Вот только атаковать их в полную силу он не мог, малоподвижное, тонущее тело Лео не давало ему достаточно пространства для ударов, поэтому он больше тыкался, не в силах перевернуть ни одну из лодок, и получая удары гарпунами, которых оказалось чрезмерно много… Ростик подумал, значит, скорее всего, теперь не всплыть. Еще разок сделать вдох не получится, и он решил, что будет пилить до конца, пока сам не утонет. Разумеется, это должно было произойти даже раньше, чем захлебываться станет его Левиафан…
Он не выдержал. Каким-то странным движением, прикрывая свою целую ногу той стороной тела, из которой в воду вздымалась струя мутной крови, чтобы не получить еще одну рану, Рост поднялся. Теперь на его руке болталось столько разрезанных нитей от сети, что хватило бы на якорный канат, и не исключено, он удержал бы океанское судно, а не только слабеющего с каждым мгновением Левиафана…

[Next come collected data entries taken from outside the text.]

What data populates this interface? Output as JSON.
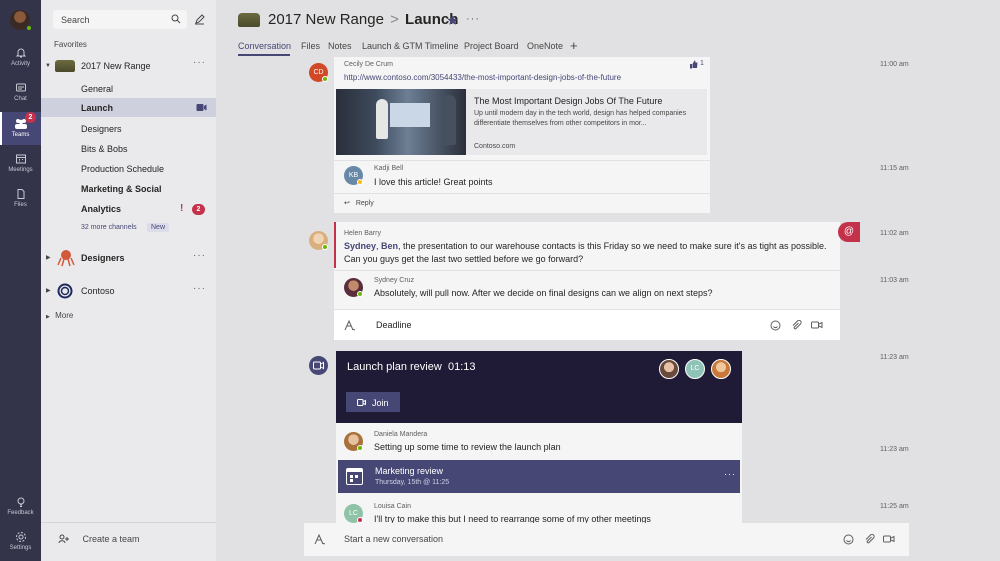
{
  "rail": {
    "items": [
      {
        "label": "Activity"
      },
      {
        "label": "Chat"
      },
      {
        "label": "Teams",
        "badge": "2"
      },
      {
        "label": "Meetings"
      },
      {
        "label": "Files"
      }
    ],
    "bottom": [
      {
        "label": "Feedback"
      },
      {
        "label": "Settings"
      }
    ]
  },
  "panel": {
    "search_placeholder": "Search",
    "favorites_label": "Favorites",
    "team1": {
      "name": "2017 New Range",
      "channels": [
        {
          "label": "General"
        },
        {
          "label": "Launch"
        },
        {
          "label": "Designers"
        },
        {
          "label": "Bits & Bobs"
        },
        {
          "label": "Production Schedule"
        },
        {
          "label": "Marketing & Social"
        },
        {
          "label": "Analytics",
          "badge": "2"
        }
      ],
      "more_channels": "32 more channels",
      "new_label": "New"
    },
    "team2": {
      "name": "Designers"
    },
    "team3": {
      "name": "Contoso"
    },
    "more_label": "More",
    "create_team": "Create a team"
  },
  "header": {
    "team": "2017 New Range",
    "separator": ">",
    "channel": "Launch",
    "tabs": [
      "Conversation",
      "Files",
      "Notes",
      "Launch & GTM Timeline",
      "Project Board",
      "OneNote"
    ]
  },
  "thread1": {
    "author": "Cecily De Crum",
    "initials": "CD",
    "link": "http://www.contoso.com/3054433/the-most-important-design-jobs-of-the-future",
    "likes": "1",
    "time": "11:00 am",
    "preview": {
      "title": "The Most Important Design Jobs Of The Future",
      "desc": "Up until modern day in the tech world, design has helped companies differentiate themselves from other competitors in mor...",
      "domain": "Contoso.com"
    },
    "reply": {
      "author": "Kadji Bell",
      "initials": "KB",
      "text": "I love this article! Great points",
      "time": "11:15 am"
    },
    "reply_label": "Reply"
  },
  "thread2": {
    "author": "Helen Barry",
    "mention1": "Sydney",
    "sep": ", ",
    "mention2": "Ben",
    "text": ", the presentation to our warehouse contacts is this Friday so we need to make sure it's as tight as possible. Can you guys get the last two settled before we go forward?",
    "time": "11:02 am",
    "reply": {
      "author": "Sydney Cruz",
      "text": "Absolutely, will pull now. After we decide on final designs can we align on next steps?",
      "time": "11:03 am"
    },
    "compose_text": "Deadline"
  },
  "meeting": {
    "title": "Launch plan review",
    "duration": "01:13",
    "join_label": "Join",
    "participant_initials": "LC",
    "time": "11:23 am",
    "reply1": {
      "author": "Daniela Mandera",
      "text": "Setting up some time to review the launch plan",
      "time": "11:23 am"
    },
    "event": {
      "title": "Marketing review",
      "date": "Thursday, 15th @ 11:25"
    },
    "reply2": {
      "author": "Louisa Cain",
      "initials": "LC",
      "text": "I'll try to make this but I need to rearrange some of my other meetings",
      "time": "11:25 am"
    }
  },
  "compose": {
    "placeholder": "Start a new conversation"
  },
  "colors": {
    "brand": "#464775",
    "rail": "#33344a",
    "mention": "#c4314b",
    "meeting_bg": "#1f1a36",
    "event_bg": "#464775"
  }
}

Рост снова вдохнул, вполне расчетливо сделав выдох, еще в воде, всплывая, сэкономив этим пару мгновений, снова нырнул и опять принялся пилить. Удары гарпунами почему-то стали менее сильными, и хотя он ощутил пару из них, но не обратил на них внимание… Заметил другое – тень Михайлова куда-то подевалась, вероятно, касатка Артема, не выдержав массированной атаки острых игл, все-таки отступила.
Он пилил и понимал, что вот сейчас откажет зрение, потом он перестанет слышать тот гул, который стоял в воде от криков касаток, потом его движения сами собой остановятся… Но пока он пилил, понимая, что сумел лишь немного освободить Лео от сети сверху, а нужно было сделать больше, чтобы гигант мог подняться.
И вдруг Ростик ощутил, что летит по воздуху. Оказывается, Лео, дружище, сумел вырваться сам. Он дождался, каким-то образом ощутил прореху, прорезанную Ростиком, поднапрягся и рванул!.. Мигом вынеся свою голову на поверхность. То, что он при этом отшвырнул Ростика, как котенка, метров на пять в сторону, к делу, конечно, не относилось. Хотя Рост, уже ослабев от боли и потери крови, как-то крайне неловко плюхнулся об воду животом, не сумев развернуться в воздухе, пока летел, что окончательно отшибло у него способность двигаться…
А потом, когда Рост все-таки пришел в себя и сумел, плавая, как колода, поднять голову, стало ясно, что они победили. Теперь от сети, видимо, осталось одно воспоминание, о, она уже не представляла угрозы. Зато Левиафан… О, он мстил! И даже не просил помощи у касатки Михайлова. Вернее, не исключено, что он просил напарника не вмешиваться, чтобы порезвиться всласть.
Он разбивал лодки, словно они были сделаны из картона, а не из крепчайшей кованой древесины. Он добивал кваликов, спасающихся вплавь, ударами хвоста, он топил их изумительно точными ударами морды, от которых не могли защититься даже океанские акулы, а при случае попросту перекусывал им руки-ноги и, как разок Ростику показалось, даже голову… Это было что-то невообразимое.
Рост снова лег на воду, пробуя ощупать себя, чтобы понять, насколько серьезно он ранен, ведь не исключено, что гарпун этих ребят из засады пробил ему, например, печень, и это значило, что жить ему осталось не дольше пяти-десяти минут. Он оставался спокойным и разбирался в своих ранах вполне осмысленно, чтобы не напортачить, чтобы увидеть эту смерть, на случай, если он все-таки умирал.
Да, почему-то самым важным теперь для него стало вот это – встретить смерть, если она его все-таки подстерегла. Хотя, следовало признаться, умирать не хотелось. Что Рост поставил себе в заслугу больше, чем хладнокровие и эту, в общем-то, мелкую, нежданную и немного нелепую победу.